Contrary to the belief that people are “human resources” to be leveraged for productivity, or “used,” in Conscious Cultures we recognize that people are sources of creativity, initiative and success. When we acknowledge the full spectrum of their humanity, and treat them with respect, care and love, when we invest in their ongoing learning, growth and development, people come alive and give their very best. This is true whether they are employees, vendors, customers or investors.
When a business has a clearly articulated greater purpose that informs decisions and actions, and when it orients to creating value for all of its stakeholders, people are inspired and deeply engaged in creating value for themselves and others.
Engaged employees are simply more creative and productive. They show up for work and stay with a company for a longer time, reducing turnover costs and building valuable knowledge, experience and social capital. They bring more of their discretionary effort to the job, giving a company more than it “paid for.” They treat customers, vendors and others with respect and care for the well-being of the company.
A study, reported by Zeynep Ton, an MIT professor, in her recent book “The Good Jobs Strategy,” reveals that every $1 of salary increase for employees generated $4 to $28 in increased revenue for a major national company. Rather than looking to cut costs by squeezing employees, smart companies look to increase revenue by paying their people fairly and treating them with care and respect.

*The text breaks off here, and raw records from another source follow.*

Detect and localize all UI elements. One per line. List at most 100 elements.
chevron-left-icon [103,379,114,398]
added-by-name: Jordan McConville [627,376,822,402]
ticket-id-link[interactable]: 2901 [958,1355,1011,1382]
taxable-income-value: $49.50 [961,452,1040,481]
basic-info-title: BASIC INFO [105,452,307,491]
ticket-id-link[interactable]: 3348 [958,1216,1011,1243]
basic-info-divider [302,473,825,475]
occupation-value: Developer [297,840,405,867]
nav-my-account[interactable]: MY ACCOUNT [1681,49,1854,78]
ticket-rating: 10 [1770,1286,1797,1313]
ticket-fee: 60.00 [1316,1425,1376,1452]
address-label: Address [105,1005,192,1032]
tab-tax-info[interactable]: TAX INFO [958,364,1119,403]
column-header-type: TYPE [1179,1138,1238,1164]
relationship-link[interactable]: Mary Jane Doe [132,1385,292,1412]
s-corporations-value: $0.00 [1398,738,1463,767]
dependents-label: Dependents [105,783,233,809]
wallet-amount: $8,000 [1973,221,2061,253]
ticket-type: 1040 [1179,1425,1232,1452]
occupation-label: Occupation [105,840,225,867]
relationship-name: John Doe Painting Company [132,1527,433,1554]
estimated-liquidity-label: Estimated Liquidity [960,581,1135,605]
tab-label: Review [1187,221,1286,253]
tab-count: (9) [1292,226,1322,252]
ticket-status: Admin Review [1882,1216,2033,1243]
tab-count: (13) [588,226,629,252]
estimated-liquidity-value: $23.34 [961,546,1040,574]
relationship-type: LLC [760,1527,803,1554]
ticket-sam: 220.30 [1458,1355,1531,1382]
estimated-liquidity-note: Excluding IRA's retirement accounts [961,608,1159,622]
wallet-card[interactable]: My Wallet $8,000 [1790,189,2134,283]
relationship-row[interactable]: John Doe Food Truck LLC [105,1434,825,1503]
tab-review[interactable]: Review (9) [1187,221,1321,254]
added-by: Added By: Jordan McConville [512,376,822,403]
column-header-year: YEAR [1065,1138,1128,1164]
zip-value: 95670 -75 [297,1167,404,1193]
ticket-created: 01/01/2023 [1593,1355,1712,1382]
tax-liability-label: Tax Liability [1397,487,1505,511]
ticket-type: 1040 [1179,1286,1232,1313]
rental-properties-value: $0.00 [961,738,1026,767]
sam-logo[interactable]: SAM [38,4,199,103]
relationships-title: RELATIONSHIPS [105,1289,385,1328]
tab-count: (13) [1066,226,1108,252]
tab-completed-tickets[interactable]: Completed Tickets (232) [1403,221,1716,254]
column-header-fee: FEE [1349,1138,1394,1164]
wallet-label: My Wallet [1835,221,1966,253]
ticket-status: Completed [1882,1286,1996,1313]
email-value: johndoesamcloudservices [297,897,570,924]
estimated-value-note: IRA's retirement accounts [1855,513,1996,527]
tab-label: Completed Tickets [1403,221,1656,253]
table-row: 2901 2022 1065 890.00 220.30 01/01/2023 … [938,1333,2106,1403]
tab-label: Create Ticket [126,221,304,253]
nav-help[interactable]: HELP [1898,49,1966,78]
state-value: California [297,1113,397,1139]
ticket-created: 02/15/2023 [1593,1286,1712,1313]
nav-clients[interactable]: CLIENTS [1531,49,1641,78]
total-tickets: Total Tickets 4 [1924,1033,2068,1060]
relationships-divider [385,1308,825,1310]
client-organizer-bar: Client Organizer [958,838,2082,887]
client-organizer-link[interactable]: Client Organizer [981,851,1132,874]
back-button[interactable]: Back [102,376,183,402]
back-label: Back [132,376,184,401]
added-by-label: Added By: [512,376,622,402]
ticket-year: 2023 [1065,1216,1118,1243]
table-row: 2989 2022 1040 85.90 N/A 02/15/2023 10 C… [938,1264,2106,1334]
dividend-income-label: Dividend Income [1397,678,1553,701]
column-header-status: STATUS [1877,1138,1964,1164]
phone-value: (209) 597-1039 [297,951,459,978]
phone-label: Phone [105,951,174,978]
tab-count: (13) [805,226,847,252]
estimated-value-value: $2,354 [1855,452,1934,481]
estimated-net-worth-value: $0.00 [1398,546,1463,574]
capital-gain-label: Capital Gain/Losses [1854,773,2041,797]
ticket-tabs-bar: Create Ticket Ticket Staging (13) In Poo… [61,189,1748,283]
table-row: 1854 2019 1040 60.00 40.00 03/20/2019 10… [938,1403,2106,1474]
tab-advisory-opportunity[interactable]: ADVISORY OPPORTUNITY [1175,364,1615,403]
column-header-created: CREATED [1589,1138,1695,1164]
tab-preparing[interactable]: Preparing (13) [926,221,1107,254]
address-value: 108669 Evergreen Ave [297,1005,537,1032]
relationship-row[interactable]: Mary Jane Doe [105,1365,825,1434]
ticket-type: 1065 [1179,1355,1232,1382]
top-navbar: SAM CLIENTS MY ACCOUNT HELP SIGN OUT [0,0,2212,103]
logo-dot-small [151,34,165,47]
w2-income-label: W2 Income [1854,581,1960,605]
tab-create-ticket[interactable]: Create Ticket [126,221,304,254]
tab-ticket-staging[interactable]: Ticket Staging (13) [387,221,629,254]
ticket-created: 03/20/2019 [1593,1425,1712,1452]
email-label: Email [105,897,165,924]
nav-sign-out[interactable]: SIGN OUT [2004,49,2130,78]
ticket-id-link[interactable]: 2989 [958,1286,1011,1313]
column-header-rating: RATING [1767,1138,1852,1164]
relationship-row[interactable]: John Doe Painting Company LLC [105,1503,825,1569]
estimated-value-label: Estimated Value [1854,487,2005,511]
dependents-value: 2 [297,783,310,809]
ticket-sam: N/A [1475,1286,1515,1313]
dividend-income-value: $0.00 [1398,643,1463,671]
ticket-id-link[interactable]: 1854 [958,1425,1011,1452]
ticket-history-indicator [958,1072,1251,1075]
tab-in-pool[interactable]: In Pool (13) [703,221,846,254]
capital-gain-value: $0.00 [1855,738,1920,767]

This all sounds good, but some may wonder if a Conscious Culture is soft and squishy. Does love and care take precedent over productivity and performance? On the contrary! Conscious Businesses tend to be led and populated by highly motivated, passionate people, who recognize that results are the key to bringing their purpose to life and sustaining their commitment to creating value. Conscious Businesses are meritocracies and deeply results-oriented.
In addition to their inspiring sense of purpose and Conscious Culture, they also set high expectations and standards for each other. And if performance lags, people and partner companies are given clear indications that they have to elevate their games, and if they don’t, they are removed or replaced.
But this is always a result of a shared standard of high achievement, not from cost cutting or “Top Grading” arbitrary procedures.
Leaders play a key role in establishing a Conscious Culture. As Ann Rhoades, former chief people officer at Southwest Airlines and JetBlue Airways, observes, “Leaders drive culture, culture drives behavior, behavior drives performance, and performance drives results.” How leaders treat others, how they live the values and commitments of a company, and how they hold the company’s purpose and focus on creating value for its stakeholders, sets the tone for everyone else in the organization. From there, everyone in an organization plays a role in bringing the culture to life, every day, through their words and actions.
If business is going to fulfill its potential to elevate humanity and avoid social scorn, business leaders have to build more fully human organizations. Conscious Capitalism can provide a framework and foundation for doing so.
Doug Rauch is CEO, Conscious Capitalism Inc.; founder, The Daily Table; former president, Trader Joe’s.